Der inzwischen fast angezogenen Taugenichts packt seinen Rucksack. Für das absurde Theaterseminar einen kleinen Ordner mit einem Blatt darin. Auf dem Blatt stehen die Namen Ionesco, Beckett, sowie die Jahreszahl 1950. Für den anschließenden Mittelhochdeutschen Sprach- und Kulturkurs packt er einen Ordner mit 33 Seiten Grammatikskript, 9 „Lernkarten“ und einem Protokoll, dazu noch zehntausend Verse Erec, eine kleine Übersetzung und natürlich ein Wörterbuch mit ein. Die Prioritäten für das Semester sind klar gegeben. Weil er ein Glückskind ist, tropft der letzten Regen gerade aus, als er sich auf sein Fahrrad schwingt und die zehn Minuten zur Uni fährt. Er hat jetzt übrigens seinen Bademantel gegen eine Jacke eingetauscht.
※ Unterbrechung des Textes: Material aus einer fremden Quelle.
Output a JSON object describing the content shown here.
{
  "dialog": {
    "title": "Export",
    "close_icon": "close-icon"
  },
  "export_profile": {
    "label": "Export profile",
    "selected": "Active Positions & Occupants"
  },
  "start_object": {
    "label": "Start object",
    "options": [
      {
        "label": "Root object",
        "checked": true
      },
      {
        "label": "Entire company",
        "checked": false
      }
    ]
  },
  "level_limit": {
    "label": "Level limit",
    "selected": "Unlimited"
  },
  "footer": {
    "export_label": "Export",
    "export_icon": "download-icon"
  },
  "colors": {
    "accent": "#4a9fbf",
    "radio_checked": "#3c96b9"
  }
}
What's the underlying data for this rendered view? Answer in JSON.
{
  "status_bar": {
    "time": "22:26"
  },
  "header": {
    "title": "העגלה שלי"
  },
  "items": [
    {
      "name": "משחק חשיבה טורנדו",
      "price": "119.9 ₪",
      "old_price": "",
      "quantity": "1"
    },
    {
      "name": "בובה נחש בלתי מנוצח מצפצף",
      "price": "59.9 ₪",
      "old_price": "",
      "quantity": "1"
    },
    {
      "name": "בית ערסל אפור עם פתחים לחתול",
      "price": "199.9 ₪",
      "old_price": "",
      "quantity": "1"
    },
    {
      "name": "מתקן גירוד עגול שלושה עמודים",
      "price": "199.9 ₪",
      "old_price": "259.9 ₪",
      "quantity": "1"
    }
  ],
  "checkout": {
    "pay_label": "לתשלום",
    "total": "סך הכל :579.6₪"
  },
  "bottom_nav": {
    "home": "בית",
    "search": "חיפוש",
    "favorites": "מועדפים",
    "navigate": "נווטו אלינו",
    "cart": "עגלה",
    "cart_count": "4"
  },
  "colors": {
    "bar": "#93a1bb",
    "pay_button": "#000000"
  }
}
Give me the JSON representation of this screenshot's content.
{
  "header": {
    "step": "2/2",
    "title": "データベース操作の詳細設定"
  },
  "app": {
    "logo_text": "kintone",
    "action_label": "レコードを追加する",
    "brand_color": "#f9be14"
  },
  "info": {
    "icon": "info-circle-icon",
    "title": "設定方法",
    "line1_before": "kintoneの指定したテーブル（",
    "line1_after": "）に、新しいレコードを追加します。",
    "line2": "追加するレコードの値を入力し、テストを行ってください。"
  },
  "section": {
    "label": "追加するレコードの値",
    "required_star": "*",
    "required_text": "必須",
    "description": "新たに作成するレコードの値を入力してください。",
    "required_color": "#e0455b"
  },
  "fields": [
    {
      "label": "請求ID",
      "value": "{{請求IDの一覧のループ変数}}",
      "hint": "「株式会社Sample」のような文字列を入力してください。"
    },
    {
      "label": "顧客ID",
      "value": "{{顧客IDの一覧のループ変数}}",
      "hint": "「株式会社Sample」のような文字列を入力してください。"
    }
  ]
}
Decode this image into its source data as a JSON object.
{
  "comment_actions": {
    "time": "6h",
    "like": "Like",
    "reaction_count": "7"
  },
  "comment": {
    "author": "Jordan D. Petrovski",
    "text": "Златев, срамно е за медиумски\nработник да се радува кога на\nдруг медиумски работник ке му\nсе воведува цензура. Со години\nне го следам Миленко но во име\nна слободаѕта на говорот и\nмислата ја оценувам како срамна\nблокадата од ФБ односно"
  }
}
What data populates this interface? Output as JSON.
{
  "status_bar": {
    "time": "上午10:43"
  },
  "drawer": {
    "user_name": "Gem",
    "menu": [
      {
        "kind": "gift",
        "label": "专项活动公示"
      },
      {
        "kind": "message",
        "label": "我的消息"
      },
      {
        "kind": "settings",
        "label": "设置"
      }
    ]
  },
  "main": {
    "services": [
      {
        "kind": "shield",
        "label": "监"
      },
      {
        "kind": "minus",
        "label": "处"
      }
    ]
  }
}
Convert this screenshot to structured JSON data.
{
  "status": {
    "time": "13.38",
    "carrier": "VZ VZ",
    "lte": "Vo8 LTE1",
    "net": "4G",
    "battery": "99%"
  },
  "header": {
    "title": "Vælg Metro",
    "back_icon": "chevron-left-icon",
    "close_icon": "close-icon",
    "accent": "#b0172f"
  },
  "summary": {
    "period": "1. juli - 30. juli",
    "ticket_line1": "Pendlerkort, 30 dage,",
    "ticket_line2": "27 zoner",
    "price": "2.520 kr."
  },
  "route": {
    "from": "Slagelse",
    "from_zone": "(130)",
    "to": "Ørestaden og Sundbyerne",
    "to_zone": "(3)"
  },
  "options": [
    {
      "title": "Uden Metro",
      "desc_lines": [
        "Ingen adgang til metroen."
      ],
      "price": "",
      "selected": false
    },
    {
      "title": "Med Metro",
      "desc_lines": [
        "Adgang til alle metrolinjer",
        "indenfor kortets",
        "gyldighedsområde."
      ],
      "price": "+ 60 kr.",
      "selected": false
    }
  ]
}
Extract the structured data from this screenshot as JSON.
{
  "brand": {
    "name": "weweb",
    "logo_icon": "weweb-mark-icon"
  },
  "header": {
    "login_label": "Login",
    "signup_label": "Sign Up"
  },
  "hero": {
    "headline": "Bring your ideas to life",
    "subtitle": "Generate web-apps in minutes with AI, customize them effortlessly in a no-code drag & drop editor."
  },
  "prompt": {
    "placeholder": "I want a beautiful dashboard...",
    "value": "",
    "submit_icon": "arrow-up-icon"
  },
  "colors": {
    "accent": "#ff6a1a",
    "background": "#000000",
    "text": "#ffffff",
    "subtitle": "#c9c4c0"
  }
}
Absurdes Theater: Weil zweite Woche ist, sind jetzt nochmal alle Zimmer anders. Das absurde Theater, das für zwanzig Studenten Studierende geplant war, ist jetzt mit vierzig Teilnehmern in einen Vorlesungsaal umgezogen. Der Taugenichts schaut sich schnell eine wahllose Rothaarige heraus, die noch mit seiner Jahrmarktszeichnerei zu beeindrucken ist und verbringt zwei sehr gesellschaftliche Stunden mit Gesichtern und Perspektiven, und natürlich dem totalen Nikolaushaus3, das bis heute noch keiner geknackt hat, aber garantiert zu knacken ist. Der Dozent vorne hat auch ein bisschen was geredet, aber diese „Wir erzählen uns gegenseitig was wir uns beim lesen eines absurden Dramas gedacht haben“-Sitzungen sind nicht gerade anspruchsvoll. Also kann man sie getrost mit bonding talk4 verbringen. Das heißt wir haben ein bisschen Drama gelesen und reden jetzt über unsere Eindrücke. Ja, so funktioniert das wohl, aber was lerne ich daraus? Nur das es tatsächlich Frauen mit Pointen gibt.5 Und da kann der gute Professor gar nichts, sondern das ist ganz alleine der Verdient meiner Nachbarin gewesen. Nachdem die die Art des absurden Theater aber ohnehin alle Definitionen und Regelmäßigkeiten abstößt bin ich mir auch noch nicht sicher, was genau ich da sonst lernen soll. Das Mittagessen kam um 16 Uhr genau richtig, weil der Körper gut damit klar kommt auch gerne erst um 11 Uhr6 zu frühstücken, wenn er dafür länger schlafen darf.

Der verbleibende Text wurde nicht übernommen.